Francesca Marciano is living in Rome... for now. She’s just come back from a month in India, and when you read The Other Language, out in April, her fourth book (all of them published by Pantheon) and first story collection, you will understand that Marciano is a citizen of the world. We arrange to meet in Piazza San Cosimato in Trastevere near where she lives and it’s a little bit of love at first sight. She’s delicate, animated, and unassumingly beautiful. We eat lunch at a new neighborhood place, Cantina Ripagrande, and she convinces me to order Strozzapreti con pesto di broccolo Sicilano. She points out the best place to get salami and cheese and pizza and rice balls and we talk about her life and her work, which seem intricately related.

Right now, Marciano, who in addition to her fiction, writes for film and TV, is working on three scripts, but she says that the stories in The Other Language were “living for many years in my brain.” In every story, there’s a woman at the forefront, and the locations range from New York to India to Kenya to southern Italy, all places she has lived. All the stories, too, explore, in intense and unexpected ways, relationships between men and women: a father and daughter in “The Other Language”; husband and wife in “An Indian Soiree”; strangers on a plane in “Big Island, Small Island.”

Marciano says that she “likes to live out of her comfort zone.” She left Rome at 21 and came to New York City as a young woman in the ’70s and stayed for a decade, which explains her perfect English. She lived in Kenya for another decade. “I took a trip there in 1986,” she says. “I was living in Italy and won a ticket to anywhere in a competition related to a TV advertisement I had worked on. It was January and I wanted to go somewhere warm. The holidays were over; no one was available to come with me so I left by myself for Zanzibar.” Marciano stayed at the Africa House, which used to be a British club. “It looked abandoned,” she says, but there was a lending library left over from the colonial days and she stole a copy of Conrad’s Heart of Darkness. “I put my foot on this continent and thought, ‘I have to come back.’ ”

Moving to Nairobi, she became a member of “the herd of baboons,” her name for the group of ex-pats she bitingly observes in her first novel, Rules of the Wild (1998). The geography, she says, was inspiring, and she captures the beauty of Africa as well as the life of the Europeans, Americans and young journalists who arrived to follow the conflicts in Rwanda and Somalia, “the war tourists,” as she calls them. This first novel was started in Italian but Marciano felt it wasn’t working until a friend suggested she write in English. “It made sense to me then. The characters were speaking English,” and she switched languages. Interestingly, since then, she has written all her books in English. She says that writing in English frees her—“there are no witnesses if you write in another language.” As for English, she adds, “I grabbed the language. I wanted it.”
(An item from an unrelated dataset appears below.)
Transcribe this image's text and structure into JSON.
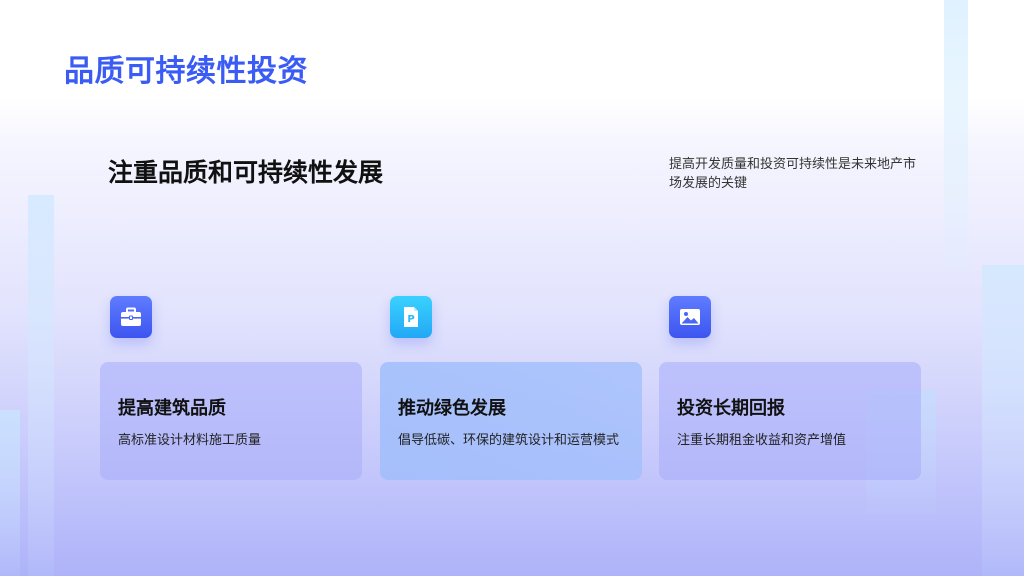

In her second novel, Casa Rossa (2002), the setting is Puglia, with a woman returning to her grandparents’ house to figure out the past. Marciano visited the province, wanting to write about her parents’ generation, to draw a parallel between the history of a family and the history of Italy. “Italians live in denial,” she says. “There’s a lack of clarity about the country’s role in WWII. Despite our partisans, the Allies saved us.”

The next novel, The End of Manners (2008), takes place in Afghanistan, where she went in 2004 to get material for a film script for an Englishman who was doing a film about the country from the end of the 19th century, about the influence of the British, the Soviets and the Americans. “I felt I needed to see Afghanistan to work on the script but I never felt safe there. I never saw a woman, and the Westerners were aggressive; social forms had no meaning.” Marciano grew up with women; her father died when she was 11. Her mother, Paola Angioletti, produced a radio show called Midnight Tale in which an actor read a story she selected. The show’s following related to the midnight hour when the show aired: “They were bakers, truck drivers, people who were working at night.” Marciano says, acknowledging that she did not have a traditional life, but one which she appreciated later.

She’s excited about The Other Language, and is coming to the U.S. in April to promote it. She’s pleased to have her editor, Robin Desser, be so passionate about her work; and also for the support for short stories in the U.S. And up next? Marciano mentions India, where she goes every year to a writer’s colony near Bangalore. “There’s always something to learn in India,” she says. “Act I was New York; Act II, Africa; Act III?” There’s a good chance that India could be Act III.